Tenho uma afinidade muito grande com autodidatas, apesar da maioria dos meus/minhas amigos/as artistas terem estudado Belas Artes. Sinceramente não sei se deu mais liberdade. Sinto que o facto de não ter feito um percurso académico no ramo das artes plásticas me possibilitou experimentar. Experimentar no sentido de errar. Sempre gostei de aprender de tudo um pouco. Estudei informática, cinema, uma curta passagem pelo desenho académico e música, filosofia. Trabalhei em limpeza de bancos, de salas de cinemas, de condomínios etc. Neste aspecto considero-me um bocado renascentista (risos). No entanto, a pintura continua a ser um processo de aprendizagem quotidiano, se não o fosse, já não pintaria.  Essa liberdade encontra-se na vontade de não me satisfazer permanentemente com aquilo que faço. Sempre tentei estudar pintura. Lembro-me no secundário que queria ir estudar artes na Soares dos Reis, mas o meu avô não me permitiu. Depois tentei entrar em artes plásticas no Porto, mas entrei em história de arte. Candidatei-me ao mestrado em pintura, mas não abriu por falta de alunos. Não foi por falta de vontade, foi a própria instituição que não me quis lá! (risos)

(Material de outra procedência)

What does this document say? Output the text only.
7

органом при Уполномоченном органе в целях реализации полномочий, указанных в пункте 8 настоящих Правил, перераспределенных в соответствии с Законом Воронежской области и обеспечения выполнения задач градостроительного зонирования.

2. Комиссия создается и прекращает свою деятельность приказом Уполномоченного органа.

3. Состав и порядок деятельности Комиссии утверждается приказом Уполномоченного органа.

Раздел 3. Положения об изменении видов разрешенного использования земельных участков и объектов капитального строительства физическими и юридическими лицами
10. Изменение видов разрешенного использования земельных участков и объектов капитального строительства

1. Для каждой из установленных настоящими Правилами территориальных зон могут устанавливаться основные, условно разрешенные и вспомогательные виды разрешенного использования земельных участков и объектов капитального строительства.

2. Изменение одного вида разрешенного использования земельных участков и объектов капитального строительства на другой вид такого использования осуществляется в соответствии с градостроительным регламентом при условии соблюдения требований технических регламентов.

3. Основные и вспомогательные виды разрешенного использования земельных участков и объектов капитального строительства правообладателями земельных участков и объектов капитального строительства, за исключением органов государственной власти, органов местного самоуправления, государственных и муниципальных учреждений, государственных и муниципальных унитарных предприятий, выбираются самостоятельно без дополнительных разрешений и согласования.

A tua primeira pintura foi uma planta que pintaste sobre um azulejo branco, e as plantas habitam frequentemente a tua pintura, o que representam para ti?

Como dizes, as plantas sempre estiveram muito presentes nos meus desenhos e pinturas. Lembro-me quando era pequeno passear imenso nos jardins. O jardim é como um lugar de “pausa”, um encontro com o silêncio da cidade. Um lugar de repouso. Acho que era por esse motivo que os meus pais me levavam a alguns jardins da cidade. Era uma criança bastante irrequieta (risos). Sempre me interessou retratar plantas em vasos, retratar o aprisionamento da planta dentro de um recipiente. Faz alguns anos pintava plantas em vasos sobre papel de jornal (pinturas de metro) e colava na rua os originais. Fiz isto durante anos. Era uma maneira de libertar a pintura. Na cidade consideramos as plantas como ornamentos. O barbeiro tem plantas, a loja dos trezentos tem plantas, até os centros comerciais têm plantas. Para além de elas estarem presentes na minha pintura estão antes de mais presentes na minha vida. Acho que me trazem alguma tranquilidade. Uma pequena flor numa pintura escura e tenebrosa traz uma harmonia.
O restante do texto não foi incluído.